Неуважение проявить — так стоять, не пригласив стариков к себе, но Михайлов и не думал пускать на объект посторонних, тем более догадывался, что, скорее всего эти двое были в гостях и у старлея. С тех пор блокпост перестроили, и как оно там внутри, нечего показывать всем, желающим поглазеть. Хильченков в это время «сканировал» аксакалов, пытался поковыряться в мозгах, но тяжело было воспринимать отрывки тарабарщины на незнакомом языке. Только на общем фоне всплыла хищная тень, стоявшая за этим посещением на объект. Проскочило имя Салмана Мовсаева, причем всплывало оно в мозгах у обоих посетителей, и все, опыта у него практически нет, а как говаривал дед, опыт придет не скоро, только с большой практикой.

— Со кхийти, дик ду[2], русский, — невозмутимо произнес один из стариков. — Вы пришли на нашу землю, топчете ее, не понимая нашей жизни. Как мы должны воспринимать вас?

— Баркалла не надо, уважаемый! Сейчас тысячи твоих соплеменников топчут землю в русских городах, занимаются торговлей, бандитствуют, и что характерно, не ведут себя как в родном ауле, не соблюдают законов земли, по которой ходят, не смотрят на обычаи людей, рядом с которыми обосновались. Как мы должны воспринимать вас?

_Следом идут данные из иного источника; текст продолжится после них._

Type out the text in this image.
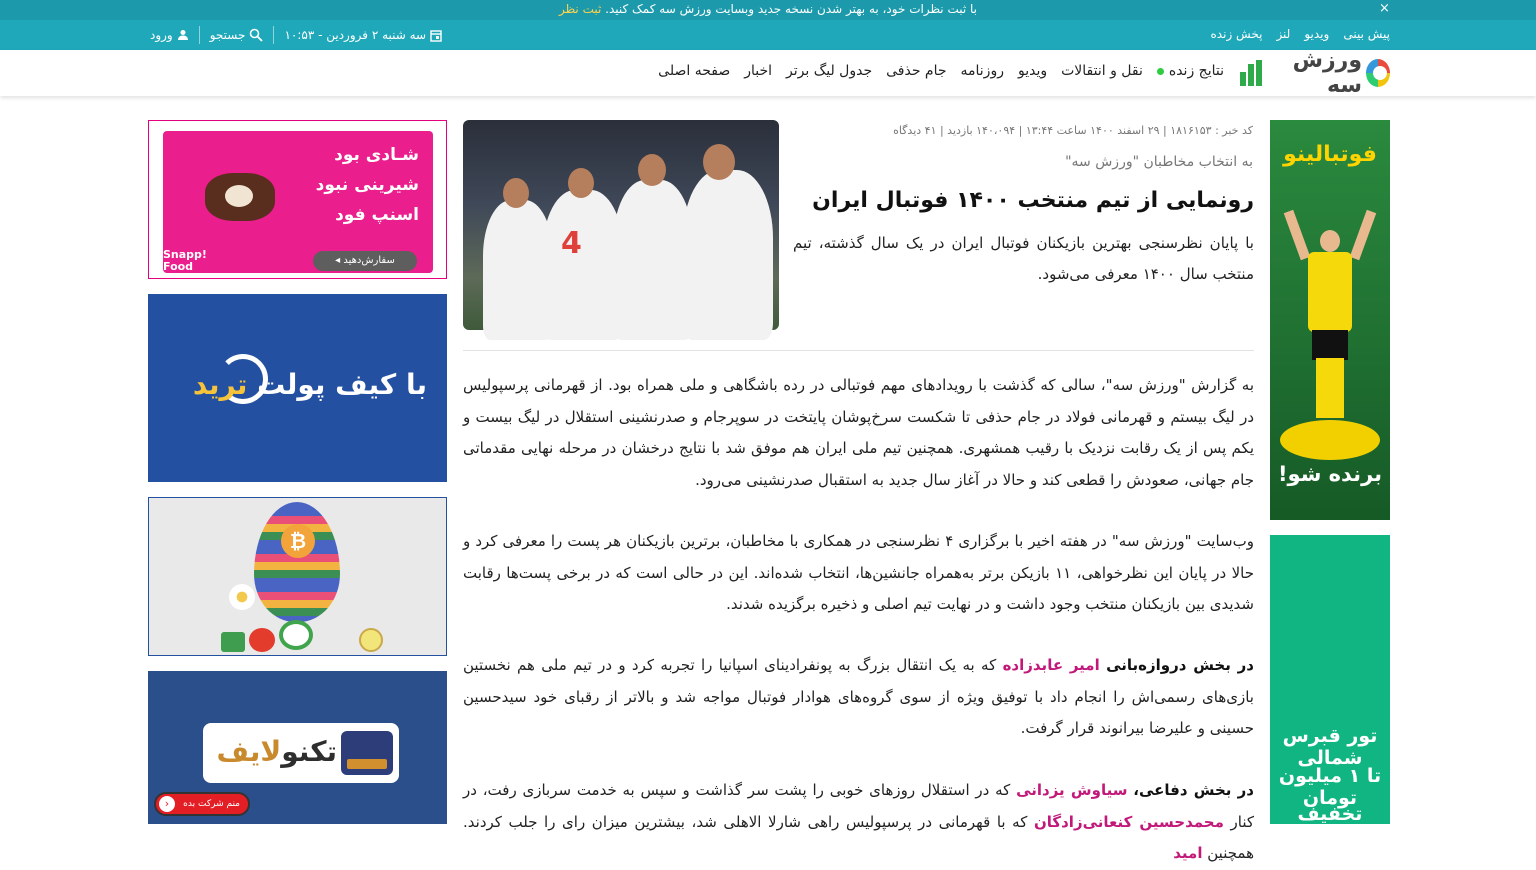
با ثبت نظرات خود، به بهتر شدن نسخه جدید وبسایت ورزش سه کمک کنید. ثبت نظر	×
پیش بینی
ویدیو
لنز
پخش زنده
ورود	جستجو	سه شنبه ۲ فروردین - ۱۰:۵۳
ورزش سه
صفحه اصلی اخبار جدول لیگ برتر جام حذفی روزنامه ویدیو نقل و انتقالات نتایج زنده
فوتبالینو
برنده شو!
تور قبرس شمالی
تا ۱ میلیون تومان
تخفیف
شـادی بود
شیرینی نبود
اسنپ فود
Snapp!
Food	سفارش‌دهید ◂
با کیف پولت ترید
₿
تکنولایف
منم شرکت بده
‹
کد خبر : ۱۸۱۶۱۵۳ | ۲۹ اسفند ۱۴۰۰ ساعت ۱۳:۴۴ | ۱۴۰،۰۹۴ بازدید | ۴۱ دیدگاه
به انتخاب مخاطبان "ورزش سه"
رونمایی از تیم منتخب ۱۴۰۰ فوتبال ایران
با پایان نظرسنجی بهترین بازیکنان فوتبال ایران در یک سال گذشته، تیم منتخب سال ۱۴۰۰ معرفی می‌شود.
4

به گزارش "ورزش سه"، سالی که گذشت با رویدادهای مهم فوتبالی در رده باشگاهی و ملی همراه بود. از قهرمانی پرسپولیس در لیگ بیستم و قهرمانی فولاد در جام حذفی تا شکست سرخ‌پوشان پایتخت در سوپرجام و صدرنشینی استقلال در لیگ بیست و یکم پس از یک رقابت نزدیک با رقیب همشهری. همچنین تیم ملی ایران هم موفق شد با نتایج درخشان در مرحله نهایی مقدماتی جام جهانی، صعودش را قطعی کند و حالا در آغاز سال جدید به استقبال صدرنشینی می‌رود.

وب‌سایت "ورزش سه" در هفته اخیر با برگزاری ۴ نظرسنجی در همکاری با مخاطبان، برترین بازیکنان هر پست را معرفی کرد و حالا در پایان این نظرخواهی، ۱۱ بازیکن برتر به‌همراه جانشین‌ها، انتخاب شده‌اند. این در حالی است که در برخی پست‌ها رقابت شدیدی بین بازیکنان منتخب وجود داشت و در نهایت تیم اصلی و ذخیره برگزیده شدند.

در بخش دروازه‌بانی امیر عابدزاده که به یک انتقال بزرگ به پونفرادینای اسپانیا را تجربه کرد و در تیم ملی هم نخستین بازی‌های رسمی‌اش را انجام داد با توفیق ویژه از سوی گروه‌های هوادار فوتبال مواجه شد و بالاتر از رقبای خود سیدحسین حسینی و علیرضا بیرانوند قرار گرفت.

در بخش دفاعی، سیاوش یزدانی که در استقلال روزهای خوبی را پشت سر گذاشت و سپس به خدمت سربازی رفت، در کنار محمدحسین کنعانی‌زادگان که با قهرمانی در پرسپولیس راهی شارلا الاهلی شد، بیشترین میزان رای را جلب کردند. همچنین امید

Помолчав, постояли, каждый обдумывал сказанное другим, осмысливая последствия сказанного. Выходило так, что оба минуя общепринятые слова, сказали друг другу, что они не друзья, никогда не станут ними, останутся навечно врагами.

— Прощай начальник.

— И вам нек дика хюлда хан[3].

Сделавшие десяток шагов прочь от блокпоста, вынуждены были обернуться на голос юнца, на которого они прежде даже не обратили внимания.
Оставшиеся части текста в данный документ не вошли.